Few trends are truly global in scope — seismic shifts in behavior that transcend borders and languages.
The digital transformation of payments can indeed be termed “global.”
Borne from necessity during the pandemic, but firmly rooted in convenience and choice, mobile payments and flexible payment options are gaining ground, and perhaps reaching a tipping point in several developed species, as card-based payments open the door for wider-spread use of alternative payments.
In the study “Benchmarking World’s Digital Transformation,” 15,100 individuals across the 11 countries relayed to PYMNTS and Stripe that they are comfortable embracing digital across the 10 pillars that comprise the connected economy. Those pillars are tied to everything from tech-enabled ways to have fun to how we get our food (delivered to the doorstep, for so many of us).
Read also: New 11-Country Study Shows Digital Transformation Has Reached Only 27% of Full Potential
At the center of it all are new ways to pay for the goods and services that are in demand as various exported across the world. The survey of 11 countries — responsible for half the world’s GDP — indicates that the digital payments pivot have been a complete sweep. But tipping points loom, and they seem pretty close, where digital transactions may represent a significant majority of payments volume and value.

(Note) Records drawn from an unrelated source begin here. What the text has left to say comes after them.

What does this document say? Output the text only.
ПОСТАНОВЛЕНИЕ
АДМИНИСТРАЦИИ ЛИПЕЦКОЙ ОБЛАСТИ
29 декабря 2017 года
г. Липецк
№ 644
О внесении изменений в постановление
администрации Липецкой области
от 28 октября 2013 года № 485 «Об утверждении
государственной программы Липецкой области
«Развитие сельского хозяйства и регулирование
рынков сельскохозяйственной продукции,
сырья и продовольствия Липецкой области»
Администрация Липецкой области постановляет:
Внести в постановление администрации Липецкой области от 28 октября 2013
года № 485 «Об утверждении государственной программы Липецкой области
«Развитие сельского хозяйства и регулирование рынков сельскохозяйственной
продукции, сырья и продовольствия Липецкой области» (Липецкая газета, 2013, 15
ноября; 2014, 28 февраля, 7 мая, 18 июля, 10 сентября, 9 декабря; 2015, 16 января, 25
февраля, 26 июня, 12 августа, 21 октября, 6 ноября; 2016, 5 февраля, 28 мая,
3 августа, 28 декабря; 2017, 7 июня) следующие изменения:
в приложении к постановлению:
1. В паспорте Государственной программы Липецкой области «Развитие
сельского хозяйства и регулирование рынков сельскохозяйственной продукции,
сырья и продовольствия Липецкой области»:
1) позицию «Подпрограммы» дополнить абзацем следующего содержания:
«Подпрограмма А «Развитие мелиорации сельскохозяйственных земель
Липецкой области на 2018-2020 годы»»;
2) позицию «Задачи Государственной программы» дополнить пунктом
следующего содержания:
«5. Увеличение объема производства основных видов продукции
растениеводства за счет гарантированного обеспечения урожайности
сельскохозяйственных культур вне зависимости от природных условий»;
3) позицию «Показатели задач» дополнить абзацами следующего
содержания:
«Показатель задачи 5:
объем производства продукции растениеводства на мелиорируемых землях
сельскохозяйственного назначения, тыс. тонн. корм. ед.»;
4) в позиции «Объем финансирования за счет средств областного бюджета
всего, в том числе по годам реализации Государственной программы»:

As to the “older” ways of doing things, cash still has at least some presence for in-store transactions. That entrenchment shows up most notably in Germany, where bills and coins — and checks! — account for nearly 38% of payments, followed by a bit more than 31% in Italy. The percentage of cash-based in store transactions dips to 20% in the US By and large, card transactions remained the most widely used by consumers across all 11 countries, with 55% of in-store and 49% of digital transactions.
Of the digital payments not using cards, more than 60% of those transactions came through digital wallets — which indicates just how quickly we’re seeing consumers wield their mobile devices at the register or in the aisles to buy what they need. Mobile payments adoption, at least in-store, has a low teens percentage point adoption, depending on where you look, topping out at 22% in Singapore.
Interestingly, it is in Germany — the very nation that is decidedly most “cash” based (see above) — where we see a strong preference for digital wallets, tied to 44% of all online transactions (see the chart below), and where 83% of those transactions use PayPal.
Now, granted, this is but one country, but it offers a microcosm of the trends taking shape: Cash has its place in the economy; but for those ready to make digital payments onlinethe leap is made whole-heartedly, and wallet adoption is significant.
Moving beyond in-store payments to commerce as a whole — and to online commerce, the seismic shift becomes even more pronounced. Cards are still out in force, the most prevalent method of payment at checkout. But they are not the majority. Mobile payments have found favor with consumers, generally representing a quarter to a third of transactions.
There still remains fertile ground for buy now, pay later (BNPL), which has yet to crack the low single digit percentage points in our 11-country study.
Across various pillars — this is the connected economy, after all — the digital transformation shows that transactional activities (as measured by an Index “score”) are most firmly rooted in banking and shopping on marketplaces. But they also have a place at leisure and in health (such as virtual therapy appointments).
Overall, we found that the digital transformation — which includes payments, but refers to a more holistic digital engagement — has reached only 27% of its potential. The implication here, then, is that things are just getting started, and around the world, digital wallets and BNPL will be part of tailwinds that increase digital engagement.